Junio nos regala dos celebraciones profundamente unidas: el Sagrado Corazón de Jesús y el Inmaculado Corazón de María. No son dos devociones separadas, sino dos corazones que laten al mismo ritmo del amor de Dios y nos invitan a vivir el Evangelio con pasión y entrega.

El Corazón de Jesús nos revela un amor que no conoce límites. Es un corazón abierto para todos, especialmente para quienes sufren, se sienten solos o han perdido la esperanza. En Él descubrimos la misericordia que perdona, la ternura que sana y la fuerza que impulsa a salir al encuentro de los demás.

El Corazón de María, por su parte, nos enseña a escuchar, guardar y hacer vida la Palabra. Es el corazón de una mujer disponible, que confía plenamente en Dios y acompaña con fidelidad la misión de su Hijo, incluso en los momentos más difíciles. Su amor no busca protagonismo; simplemente conduce siempre a Jesús.

Para nosotros, hijos e hijas del Corazón de María, estas fiestas tienen un significado especial. San Antonio María Claret comprendió que no podía anunciar el Evangelio sin dejarse moldear por estos dos corazones. Su ardor misionero nacía del encuentro con Cristo y encontraba en María el modelo perfecto de discípula y misionera.

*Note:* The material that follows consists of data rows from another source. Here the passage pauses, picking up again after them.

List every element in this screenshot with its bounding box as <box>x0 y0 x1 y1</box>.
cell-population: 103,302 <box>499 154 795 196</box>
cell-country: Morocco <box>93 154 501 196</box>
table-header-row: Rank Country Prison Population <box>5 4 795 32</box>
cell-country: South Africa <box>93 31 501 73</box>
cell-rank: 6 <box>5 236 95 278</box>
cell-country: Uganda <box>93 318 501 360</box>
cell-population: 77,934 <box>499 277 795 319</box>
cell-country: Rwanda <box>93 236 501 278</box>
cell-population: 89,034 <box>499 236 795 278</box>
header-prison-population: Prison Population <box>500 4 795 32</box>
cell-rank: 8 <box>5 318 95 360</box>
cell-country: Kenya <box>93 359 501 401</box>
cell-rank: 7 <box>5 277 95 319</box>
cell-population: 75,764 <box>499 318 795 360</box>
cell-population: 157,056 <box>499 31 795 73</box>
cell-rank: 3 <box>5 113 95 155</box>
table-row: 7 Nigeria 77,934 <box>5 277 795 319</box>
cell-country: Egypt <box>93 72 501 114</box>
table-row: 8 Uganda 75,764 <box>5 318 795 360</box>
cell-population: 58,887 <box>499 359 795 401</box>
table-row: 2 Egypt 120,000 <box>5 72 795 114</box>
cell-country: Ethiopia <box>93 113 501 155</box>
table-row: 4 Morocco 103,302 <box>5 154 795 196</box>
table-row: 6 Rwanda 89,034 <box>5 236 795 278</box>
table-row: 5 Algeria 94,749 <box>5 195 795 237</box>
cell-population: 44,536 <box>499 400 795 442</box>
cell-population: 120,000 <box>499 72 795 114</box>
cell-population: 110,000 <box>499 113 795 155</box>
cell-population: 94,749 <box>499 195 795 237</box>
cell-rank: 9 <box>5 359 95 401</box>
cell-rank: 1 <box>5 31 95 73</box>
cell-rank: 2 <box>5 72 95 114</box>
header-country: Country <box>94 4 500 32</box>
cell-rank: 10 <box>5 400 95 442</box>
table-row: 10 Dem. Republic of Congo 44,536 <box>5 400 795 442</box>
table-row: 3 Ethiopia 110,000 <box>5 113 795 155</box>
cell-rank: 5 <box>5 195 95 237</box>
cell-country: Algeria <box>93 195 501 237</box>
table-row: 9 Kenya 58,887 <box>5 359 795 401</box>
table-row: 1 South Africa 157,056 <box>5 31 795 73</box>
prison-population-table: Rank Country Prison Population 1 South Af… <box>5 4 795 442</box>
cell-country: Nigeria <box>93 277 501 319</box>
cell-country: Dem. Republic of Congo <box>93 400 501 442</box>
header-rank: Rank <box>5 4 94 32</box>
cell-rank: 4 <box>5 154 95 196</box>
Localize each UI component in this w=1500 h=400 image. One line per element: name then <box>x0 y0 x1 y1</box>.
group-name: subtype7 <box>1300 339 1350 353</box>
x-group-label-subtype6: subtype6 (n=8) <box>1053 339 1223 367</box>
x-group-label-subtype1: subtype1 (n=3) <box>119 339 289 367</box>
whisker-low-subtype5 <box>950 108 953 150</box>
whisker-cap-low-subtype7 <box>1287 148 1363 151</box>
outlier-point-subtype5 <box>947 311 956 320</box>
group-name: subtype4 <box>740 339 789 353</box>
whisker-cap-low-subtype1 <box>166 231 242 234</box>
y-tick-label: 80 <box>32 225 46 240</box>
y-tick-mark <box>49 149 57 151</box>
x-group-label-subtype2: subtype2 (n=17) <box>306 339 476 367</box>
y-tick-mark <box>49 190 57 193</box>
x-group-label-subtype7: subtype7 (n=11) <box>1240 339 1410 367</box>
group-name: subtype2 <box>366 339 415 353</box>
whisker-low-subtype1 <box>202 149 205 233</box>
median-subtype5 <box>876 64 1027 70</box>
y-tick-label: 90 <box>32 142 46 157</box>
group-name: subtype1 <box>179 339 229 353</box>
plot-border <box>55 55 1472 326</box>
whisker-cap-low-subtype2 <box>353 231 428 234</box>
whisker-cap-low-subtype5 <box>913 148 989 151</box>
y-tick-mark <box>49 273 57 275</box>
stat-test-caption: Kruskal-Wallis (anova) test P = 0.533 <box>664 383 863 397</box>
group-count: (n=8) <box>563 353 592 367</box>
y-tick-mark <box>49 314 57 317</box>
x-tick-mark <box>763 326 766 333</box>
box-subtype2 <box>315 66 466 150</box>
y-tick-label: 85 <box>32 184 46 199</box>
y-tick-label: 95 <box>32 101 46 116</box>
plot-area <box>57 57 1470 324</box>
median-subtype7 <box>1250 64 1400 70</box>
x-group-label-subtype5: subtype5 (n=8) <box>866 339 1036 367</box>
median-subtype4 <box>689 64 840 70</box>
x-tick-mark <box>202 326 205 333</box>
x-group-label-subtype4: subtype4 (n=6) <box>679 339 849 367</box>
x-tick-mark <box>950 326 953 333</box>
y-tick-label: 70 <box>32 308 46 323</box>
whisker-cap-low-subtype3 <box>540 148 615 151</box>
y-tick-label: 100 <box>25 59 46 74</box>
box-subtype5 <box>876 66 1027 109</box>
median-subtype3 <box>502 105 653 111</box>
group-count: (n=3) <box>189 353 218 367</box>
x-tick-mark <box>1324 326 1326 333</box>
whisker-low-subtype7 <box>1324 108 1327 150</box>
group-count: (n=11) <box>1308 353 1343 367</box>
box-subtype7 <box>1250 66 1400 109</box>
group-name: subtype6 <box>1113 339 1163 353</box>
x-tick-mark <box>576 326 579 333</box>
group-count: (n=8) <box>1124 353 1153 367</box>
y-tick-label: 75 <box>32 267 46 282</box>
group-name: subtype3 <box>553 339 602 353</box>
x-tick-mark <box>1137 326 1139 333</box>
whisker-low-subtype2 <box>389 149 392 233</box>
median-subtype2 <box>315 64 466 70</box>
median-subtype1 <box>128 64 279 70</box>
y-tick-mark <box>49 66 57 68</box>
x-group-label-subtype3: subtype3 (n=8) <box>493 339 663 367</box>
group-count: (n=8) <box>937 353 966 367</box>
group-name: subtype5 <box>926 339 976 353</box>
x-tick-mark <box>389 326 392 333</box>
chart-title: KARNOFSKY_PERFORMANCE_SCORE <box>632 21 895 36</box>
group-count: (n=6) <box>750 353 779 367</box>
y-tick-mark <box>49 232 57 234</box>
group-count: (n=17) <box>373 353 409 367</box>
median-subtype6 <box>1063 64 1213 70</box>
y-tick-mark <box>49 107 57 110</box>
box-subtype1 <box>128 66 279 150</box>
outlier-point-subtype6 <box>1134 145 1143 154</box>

Hoy también somos llamados a vivir esa misma experiencia. En un mundo marcado por la indiferencia, la división y el individualismo, el testimonio de un corazón semejante al de Jesús y al de María sigue siendo una respuesta profundamente actual. Evangelizar no consiste solo en transmitir conocimientos sobre la fe, sino en comunicar el amor de Dios con la palabra, las obras y el ejemplo de vida.

Cada comunidad, cada familia y cada misionero puede convertirse en un reflejo de estos corazones cuando practica la compasión, promueve la reconciliación, escucha con paciencia y sirve con alegría. Ahí comienza la verdadera misión.

Que este mes de junio no sea únicamente un recuerdo de dos solemnidades litúrgicas, sino una oportunidad para renovar nuestro compromiso misionero. Pidamos al Corazón de Jesús que nos haga instrumentos de su misericordia y al Inmaculado Corazón de María que nos enseñe a responder con generosidad al llamado de Dios.
Porque cuando un corazón se deja transformar por el amor de Cristo y aprende a latir con María, la misión deja de ser una tarea y se convierte en un estilo de vida.